Der Beklagte bestritt dieses Vorbringen. Mit Widerklage begehrte er seinerseits die Scheidung der Ehe aus dem alleinigen Verschulden der Klägerin. Diese sei auf alle Personen, mit denen er sich beruflich und in seiner Freizeit abgegeben habe, eifersüchtig gewesen. Diese Eifersüchteleien hätten die Ehe dermaßen belastet, dass sie in Verbindung mit Wutanfällen und Gewaltausbrüchen der Klägerin zur völligen Zerrüttung geführt hätten. Im Dezember 2005 habe die Klägerin versucht, den Inhalt eines Wertpapierdepots, das Vermögenswerte aus einer ihm zugefallenen Erbschaft enthalten habe, ohne sein Wissen und seine Zustimmung zu entnehmen. Ab etwa September 2005 habe ihn die Klägerin immer wieder aus der Wohnung ausgesperrt; er habe deshalb zahlreiche Male bei Freunden oder seiner Mutter nächtigen müssen. Ab Mai 2005 habe sich die Klägerin geweigert, ihm Essen zuzubereiten, wenn er zu Mittag nach Hause gekommen sei. Sie sei auch oftmals erst nach 20:00 Uhr abends nach Hause gekommen, ohne ihm mitzuteilen, wo sie sich aufgehalten habe. Aus der ehelichen Wohnung sei er erst im Oktober 2005 ausgezogen.

Das Erstgericht schied die Ehe aus gleichteiligem Verschulden der Streitteile. Es ging von folgenden Feststellungen aus:

Bereits im Jahr 1981 brachte der Beklagte eine Ehescheidungsklage ein, die er jedoch wieder zurückzog.
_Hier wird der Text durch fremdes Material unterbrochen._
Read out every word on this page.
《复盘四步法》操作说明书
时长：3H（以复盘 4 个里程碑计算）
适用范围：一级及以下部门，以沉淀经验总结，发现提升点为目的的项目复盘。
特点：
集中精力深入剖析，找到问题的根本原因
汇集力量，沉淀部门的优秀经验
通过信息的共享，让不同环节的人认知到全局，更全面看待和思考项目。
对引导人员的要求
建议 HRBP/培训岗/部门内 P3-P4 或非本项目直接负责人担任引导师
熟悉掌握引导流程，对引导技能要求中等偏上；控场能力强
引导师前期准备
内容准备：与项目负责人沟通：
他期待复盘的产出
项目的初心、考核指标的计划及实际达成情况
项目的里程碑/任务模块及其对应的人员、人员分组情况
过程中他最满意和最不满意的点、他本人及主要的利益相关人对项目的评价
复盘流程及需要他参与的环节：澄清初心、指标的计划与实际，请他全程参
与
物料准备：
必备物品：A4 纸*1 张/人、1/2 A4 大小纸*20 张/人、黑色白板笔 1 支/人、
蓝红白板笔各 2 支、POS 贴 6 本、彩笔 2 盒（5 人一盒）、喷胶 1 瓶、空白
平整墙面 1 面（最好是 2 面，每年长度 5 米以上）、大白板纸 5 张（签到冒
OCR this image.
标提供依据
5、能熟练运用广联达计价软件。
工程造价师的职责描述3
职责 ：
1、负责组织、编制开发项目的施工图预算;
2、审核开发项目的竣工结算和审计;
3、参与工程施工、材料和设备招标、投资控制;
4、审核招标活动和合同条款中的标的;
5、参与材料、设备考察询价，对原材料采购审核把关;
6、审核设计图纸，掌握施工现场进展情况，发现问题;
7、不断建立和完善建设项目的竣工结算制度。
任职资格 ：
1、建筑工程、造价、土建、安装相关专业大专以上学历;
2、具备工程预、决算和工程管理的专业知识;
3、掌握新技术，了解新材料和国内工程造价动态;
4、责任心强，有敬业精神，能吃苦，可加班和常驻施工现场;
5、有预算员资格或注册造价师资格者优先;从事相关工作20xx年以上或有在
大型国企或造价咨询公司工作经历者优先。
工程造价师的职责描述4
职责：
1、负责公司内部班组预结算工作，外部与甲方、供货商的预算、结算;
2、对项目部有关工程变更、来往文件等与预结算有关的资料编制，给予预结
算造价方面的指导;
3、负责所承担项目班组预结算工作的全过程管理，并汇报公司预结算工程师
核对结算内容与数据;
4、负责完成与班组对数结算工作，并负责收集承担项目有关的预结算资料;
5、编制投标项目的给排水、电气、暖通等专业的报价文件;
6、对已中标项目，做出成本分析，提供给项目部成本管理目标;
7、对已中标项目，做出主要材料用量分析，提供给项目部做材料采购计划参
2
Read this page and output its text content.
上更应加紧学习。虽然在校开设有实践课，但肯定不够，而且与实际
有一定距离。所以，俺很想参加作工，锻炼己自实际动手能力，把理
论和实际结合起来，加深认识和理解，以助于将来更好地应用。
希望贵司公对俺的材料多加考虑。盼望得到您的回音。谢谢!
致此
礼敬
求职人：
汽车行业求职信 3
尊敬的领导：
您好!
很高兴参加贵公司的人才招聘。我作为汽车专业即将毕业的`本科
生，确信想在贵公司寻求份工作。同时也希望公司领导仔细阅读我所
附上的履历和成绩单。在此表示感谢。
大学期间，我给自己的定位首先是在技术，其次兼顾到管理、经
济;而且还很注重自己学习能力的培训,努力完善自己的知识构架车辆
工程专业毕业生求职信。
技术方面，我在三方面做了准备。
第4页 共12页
Die Ehegatten versöhnten sich. Schon damals kam es zu Tätlichkeiten zwischen den Streitteilen, die zu einer Verletzung der Klägerin führten. Diese zeigte sich im Lauf der Ehe extrem eifersüchtig, was sich mit den Jahren steigerte und darin äußerte, dass sie dem Beklagten immer wieder Verhältnisse zu anderen Frauen vorwarf. Sie beschimpfte ihn dabei übel mit den Wörtern „Arschloch“, „blöde Sau“ udgl. Sie ging auch randalierend auf den Beklagten los, was zu einem Gerangel zwischen den Streitteilen führte. Es kann nicht festgestellt werden, dass der Beklagte körperliche Angriffe setzte; es handelte sich vielmehr um gegenseitige körperliche Attacken. Die Klägerin konnte überhaupt nicht damit leben, dass der Beklagte eine normale Beziehung zu seinen Eltern pflegte, diese besuchte und Kontakt zu ihnen hatte. Die Klägerin beschimpfte ihre Schwiegereltern als „Großtuer“, warf ihnen vor, „die Kinder zu kaufen“ und betitelte den Beklagten als „Muttersöhnchen“ und seinen Vater als „Knastbruder“. Sie zeigte auch ihr Missfallen dem Beklagten gegenüber, als dieser im Sommer 2005 seinen Vater wie üblich einmal in der Woche besuchen wollte und warf ihm vor, dass er lieber zum Vater gehe, als mit ihr Sex zu haben. Sie beschimpfte den Beklagten auch, als er anlässlich einer beruflichen Fahrt nach Bozen seine Eltern mitnahm. Darüber hinaus verdrehte sie Aussagen der Schwiegermutter in die Richtung, dass der Beklagte ein Verhältnis mit der eigenen Mutter hätte. Bei den Vorwürfen steigerte die Klägerin auch ihren Tonfall und die Art der Beschimpfungen und ließ immer wieder auch Gewaltausbrüche folgen.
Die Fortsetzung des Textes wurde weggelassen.